At Ohlone College in Fremont, the budget isn't the only issue affecting the paper's survival, according to the paper's adviser.
"They're hiring someone at 60 percent, a part-timer, to be the adviser of the newspaper," said Bill Parks, who is retiring after 15 years.
Parks said he isn't sure if "Midnight," Ohlone's student-run magazine, will continue.
"There's never been a regular budget for the magazine," he said. "We've sold ads and scrounged in order to pay for the magazine."
Parks said there will most likely be fewer editions of the Ohlone College Monitor, the school newspaper, next semester.
"There will be more (editions) online," he said. "It's such a struggle getting the print edition out. We've never quite made it up to the next level where the online edition then becomes the lead. I'm hoping that will happen under the new (adviser)."
Parks said community college papers need to be modeled after what's happening in the journalism industry.
"And what's going on in the business is that newspapers are going broke," he said. "The money isn't there. They're doing more online. For better or for worse, I think that's the way the Monitor will go and needs to go."
He said enrollment in the newspaper has been through the roof, but he echoed Cooley's earlier statements on increased enrollment because of a lack of classes.
"Because there's so many other classes that are closed, they've cut back on so many other classes, we had standing room only in here on the first day of class," he said. "Enrollment isn't a problem.

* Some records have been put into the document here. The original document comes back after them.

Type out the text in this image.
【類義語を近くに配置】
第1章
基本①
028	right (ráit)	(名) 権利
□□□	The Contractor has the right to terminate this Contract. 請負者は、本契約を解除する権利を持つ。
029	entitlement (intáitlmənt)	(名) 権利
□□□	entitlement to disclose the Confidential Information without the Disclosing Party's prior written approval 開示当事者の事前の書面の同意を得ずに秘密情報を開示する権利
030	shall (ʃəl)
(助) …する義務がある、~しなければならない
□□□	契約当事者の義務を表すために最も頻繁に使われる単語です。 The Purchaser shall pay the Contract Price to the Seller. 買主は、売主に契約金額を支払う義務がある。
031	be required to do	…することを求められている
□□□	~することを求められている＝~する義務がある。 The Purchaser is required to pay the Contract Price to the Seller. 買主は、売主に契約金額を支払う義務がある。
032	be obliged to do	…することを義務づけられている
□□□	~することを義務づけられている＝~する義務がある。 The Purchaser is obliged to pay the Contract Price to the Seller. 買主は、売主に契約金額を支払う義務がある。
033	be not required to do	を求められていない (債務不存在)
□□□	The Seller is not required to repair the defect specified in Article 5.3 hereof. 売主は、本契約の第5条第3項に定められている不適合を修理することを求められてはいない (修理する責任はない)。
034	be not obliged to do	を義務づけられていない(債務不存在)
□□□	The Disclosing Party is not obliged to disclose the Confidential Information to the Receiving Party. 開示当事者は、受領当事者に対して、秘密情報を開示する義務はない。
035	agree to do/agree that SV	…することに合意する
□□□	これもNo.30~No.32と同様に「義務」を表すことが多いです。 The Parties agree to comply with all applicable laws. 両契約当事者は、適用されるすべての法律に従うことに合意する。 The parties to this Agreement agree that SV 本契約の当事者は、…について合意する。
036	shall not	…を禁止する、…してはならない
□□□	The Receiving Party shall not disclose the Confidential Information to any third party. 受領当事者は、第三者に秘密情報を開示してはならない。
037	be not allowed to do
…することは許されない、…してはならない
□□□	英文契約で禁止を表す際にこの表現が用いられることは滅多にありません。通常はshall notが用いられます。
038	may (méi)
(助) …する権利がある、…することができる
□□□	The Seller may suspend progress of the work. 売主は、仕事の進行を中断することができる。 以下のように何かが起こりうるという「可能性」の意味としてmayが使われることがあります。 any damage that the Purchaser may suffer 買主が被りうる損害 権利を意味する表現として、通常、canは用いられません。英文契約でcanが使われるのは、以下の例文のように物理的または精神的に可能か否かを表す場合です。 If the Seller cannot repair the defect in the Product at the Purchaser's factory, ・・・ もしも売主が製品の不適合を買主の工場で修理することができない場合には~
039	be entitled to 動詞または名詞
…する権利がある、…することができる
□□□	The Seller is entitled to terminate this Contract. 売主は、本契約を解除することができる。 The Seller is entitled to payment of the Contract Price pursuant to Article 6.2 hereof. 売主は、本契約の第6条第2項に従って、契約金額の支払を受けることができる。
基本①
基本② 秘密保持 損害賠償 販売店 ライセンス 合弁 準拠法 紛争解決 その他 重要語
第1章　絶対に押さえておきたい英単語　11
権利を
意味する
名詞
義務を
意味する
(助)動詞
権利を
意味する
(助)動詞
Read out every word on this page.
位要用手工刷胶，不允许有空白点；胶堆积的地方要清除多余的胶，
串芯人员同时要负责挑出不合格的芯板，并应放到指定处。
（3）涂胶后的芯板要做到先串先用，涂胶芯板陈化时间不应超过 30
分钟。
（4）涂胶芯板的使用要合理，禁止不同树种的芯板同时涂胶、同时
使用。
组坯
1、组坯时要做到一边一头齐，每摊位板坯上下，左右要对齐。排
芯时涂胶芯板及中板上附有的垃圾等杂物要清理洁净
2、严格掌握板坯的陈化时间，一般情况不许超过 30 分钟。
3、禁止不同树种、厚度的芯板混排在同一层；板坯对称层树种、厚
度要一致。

Class availability is a problem."
Manika Casterline, a sophomore at Ohlone and news editor for the Monitor, said Ohlone and the Monitor are affected by the budget.
"This particular college is facing a $2.6 million budget deficit," she said. "In terms of journalism classes, we're getting people who aren't as committed in terms of (the) newspaper. It's more like they need to take a journalism class or whatever to fulfill requirements."
Casterline said she is worried about the state of the newspaper once Parks is gone.
"I'm concerned about the future of this particular paper just because I feel so deeply invested in it," she said. "I really would like to continue on (at the Monitor). I just don't really know, because the future's really uncertain right now as to what direction a new adviser would want to go in."
Parks said the Monitor won't go away with his departure.
"The administration on this campus like the Monitor," he said.
Donovan Farnham contributed to this story.